Fresh Approaches to the Personal History
For many Applicants, writing down their personal history, or using email, gives them the opportunity to reflect on their understanding and experience of breastfeeding and mothering and how these relate to LLL philosophy. They can also take advantage of moments of spare time that might happen unexpectedly, or late at night. Other Applicants are finding alternative ways of expressing themselves, such as through oral personal history dialogue as described in the list below. Sometimes an Applicant has a burning desire for an oral submission; sometimes it can be satisfying, and motivational, for the Applicant to complete other application work first before offering oral personal history dialogue. If oral dialogue is offered, it is nevertheless essential that the A/CLA keep a written record of what she and the Applicant have discussed; this is to safeguard against such events as an Applicant moving to a new Area, or an application being discontinued and restarted later with a different LAD representative, or an A/CLA retiring and being unable to continue supporting an Applicant.

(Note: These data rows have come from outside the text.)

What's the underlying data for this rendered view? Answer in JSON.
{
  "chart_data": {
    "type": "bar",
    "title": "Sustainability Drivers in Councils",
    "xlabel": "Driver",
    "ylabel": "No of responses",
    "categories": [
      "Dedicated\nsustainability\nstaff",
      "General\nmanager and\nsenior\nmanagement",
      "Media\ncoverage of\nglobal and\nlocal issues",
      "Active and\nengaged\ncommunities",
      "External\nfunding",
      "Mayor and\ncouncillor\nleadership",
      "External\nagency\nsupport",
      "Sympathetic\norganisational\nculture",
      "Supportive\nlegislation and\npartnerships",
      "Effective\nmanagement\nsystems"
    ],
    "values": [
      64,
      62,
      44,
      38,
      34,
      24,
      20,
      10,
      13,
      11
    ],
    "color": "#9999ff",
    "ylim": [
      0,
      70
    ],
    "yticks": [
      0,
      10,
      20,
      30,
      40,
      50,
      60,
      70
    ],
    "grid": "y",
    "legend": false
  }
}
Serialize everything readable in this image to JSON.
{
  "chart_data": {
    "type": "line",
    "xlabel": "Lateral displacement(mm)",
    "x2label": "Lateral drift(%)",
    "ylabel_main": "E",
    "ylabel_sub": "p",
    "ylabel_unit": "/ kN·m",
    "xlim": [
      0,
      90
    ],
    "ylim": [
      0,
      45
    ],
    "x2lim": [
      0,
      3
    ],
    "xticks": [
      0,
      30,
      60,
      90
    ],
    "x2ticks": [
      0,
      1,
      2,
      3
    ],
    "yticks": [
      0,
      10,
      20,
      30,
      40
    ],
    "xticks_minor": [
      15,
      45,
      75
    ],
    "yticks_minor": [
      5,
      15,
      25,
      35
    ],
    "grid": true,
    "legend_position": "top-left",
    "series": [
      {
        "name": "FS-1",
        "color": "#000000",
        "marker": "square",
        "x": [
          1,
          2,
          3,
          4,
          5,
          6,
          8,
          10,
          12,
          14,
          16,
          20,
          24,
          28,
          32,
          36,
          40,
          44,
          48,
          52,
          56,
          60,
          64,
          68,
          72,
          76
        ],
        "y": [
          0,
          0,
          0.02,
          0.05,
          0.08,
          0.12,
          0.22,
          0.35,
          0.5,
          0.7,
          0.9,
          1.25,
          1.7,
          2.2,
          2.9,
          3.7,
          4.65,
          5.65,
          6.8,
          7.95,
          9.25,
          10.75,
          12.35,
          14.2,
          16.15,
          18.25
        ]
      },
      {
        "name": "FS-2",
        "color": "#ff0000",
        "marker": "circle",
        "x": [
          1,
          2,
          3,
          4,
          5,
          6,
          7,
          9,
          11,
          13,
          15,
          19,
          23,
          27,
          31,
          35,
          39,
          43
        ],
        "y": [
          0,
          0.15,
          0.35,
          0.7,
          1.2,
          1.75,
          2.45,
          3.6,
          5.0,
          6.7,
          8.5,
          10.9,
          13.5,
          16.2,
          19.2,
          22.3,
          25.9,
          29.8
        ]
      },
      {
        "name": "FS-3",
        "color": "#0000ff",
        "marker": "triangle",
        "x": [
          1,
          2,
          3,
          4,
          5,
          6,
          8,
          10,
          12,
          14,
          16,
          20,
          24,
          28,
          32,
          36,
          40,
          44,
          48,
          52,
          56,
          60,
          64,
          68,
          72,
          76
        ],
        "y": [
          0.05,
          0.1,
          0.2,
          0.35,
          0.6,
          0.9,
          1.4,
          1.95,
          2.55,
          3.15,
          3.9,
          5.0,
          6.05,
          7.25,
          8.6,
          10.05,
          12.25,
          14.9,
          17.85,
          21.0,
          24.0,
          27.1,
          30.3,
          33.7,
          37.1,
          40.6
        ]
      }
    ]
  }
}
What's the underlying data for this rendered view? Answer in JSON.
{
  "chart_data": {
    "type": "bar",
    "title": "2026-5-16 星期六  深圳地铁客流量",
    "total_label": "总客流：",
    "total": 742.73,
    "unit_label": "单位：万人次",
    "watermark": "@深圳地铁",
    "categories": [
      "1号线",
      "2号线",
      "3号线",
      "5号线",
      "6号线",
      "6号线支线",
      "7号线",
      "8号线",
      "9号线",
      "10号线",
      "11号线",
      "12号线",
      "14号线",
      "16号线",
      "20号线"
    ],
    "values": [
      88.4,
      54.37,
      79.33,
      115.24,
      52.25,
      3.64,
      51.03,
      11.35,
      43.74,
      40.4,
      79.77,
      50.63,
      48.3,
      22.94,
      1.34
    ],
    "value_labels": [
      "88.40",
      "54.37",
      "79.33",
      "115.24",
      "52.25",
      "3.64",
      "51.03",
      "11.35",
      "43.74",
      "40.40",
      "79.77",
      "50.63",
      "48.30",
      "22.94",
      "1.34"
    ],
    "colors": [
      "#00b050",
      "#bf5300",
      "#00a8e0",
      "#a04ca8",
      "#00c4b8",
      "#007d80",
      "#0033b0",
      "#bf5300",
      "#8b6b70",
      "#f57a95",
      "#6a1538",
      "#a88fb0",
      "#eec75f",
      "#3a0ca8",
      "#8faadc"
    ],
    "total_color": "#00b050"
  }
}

If you are a Leader Applicant, or if you are a Leader currently talking about leadership with an interested mother or supporting a Leader Applicant, consider whether any of the following pre-application or personal history options might be useful strategies for you:
- Pre-application dialogue (for more information see Thinking About LLL Leadership? Leader's Guide at www.llli.org/leaderpages/LAD/TaLLL-LeadersGuide/TaLLL.html can form the basis of the personal history;* notes from this dialogue may be enough to initiate dialogue with the A/CLA;
- Applicants can communicate the personal history as a single "story" all at once;
- Applicants can communicate the personal history in smaller "chunks"; the Leader Applicant Web pages at www.llli.org/leaderpages/LAD/app/applicant. html provide the Personal History as an online exercise for Applicants to complete and send in sections to the A/CLA;
- The Personal History using Appreciative Inquiry at www.llli.org/docs/lad/Personal History-AppreciativeInquiry.doc is a resource that can also be used for pre-application dialogue;*
- Applicants and LAD representatives are using oral personal history dialogue at workshops and as "work sessions";*
- Leaders other than the recommending Leader can expedite applications by taking a written record of the Applicant's history -- to be forwarded to the A/CLA for further dialogue; in South Africa these Leaders are called "Link Leaders";
- LAD representatives are realizing that in some cases oral personal history dialogue can help an Applicant get over a sticking point in her application; in other words, A/CLAs are becoming more flexible in doing oral dialogue as part, if not all, of personal history work;
- Applicants can record their personal history as a "mind map" or spider diagram, providing a written record to which the A/CLA can respond (this could be helpful during pre-application dialogue, too; ask your A/CLA if you want information about this).
- Applicants can use online communications systems such as instant messaging (IM), voice over Internet protocols (VOIP) such as Skype, which may include a webcam; others may produce a podcast of their personal history (ask your A/CLA to send you "Using Online Communication Systems for the Personal History," LAD Lifeline 2008, Issue 2).
Other ideas are starting to emerge that will add to the range of ways in which the personal history can be adapted to suit individual preferences of an Applicant, while ensuring that accreditation criteria are met. Fresh approaches ensure that preparing for leadership will continue to be a joyful experience for every Leader Applicant.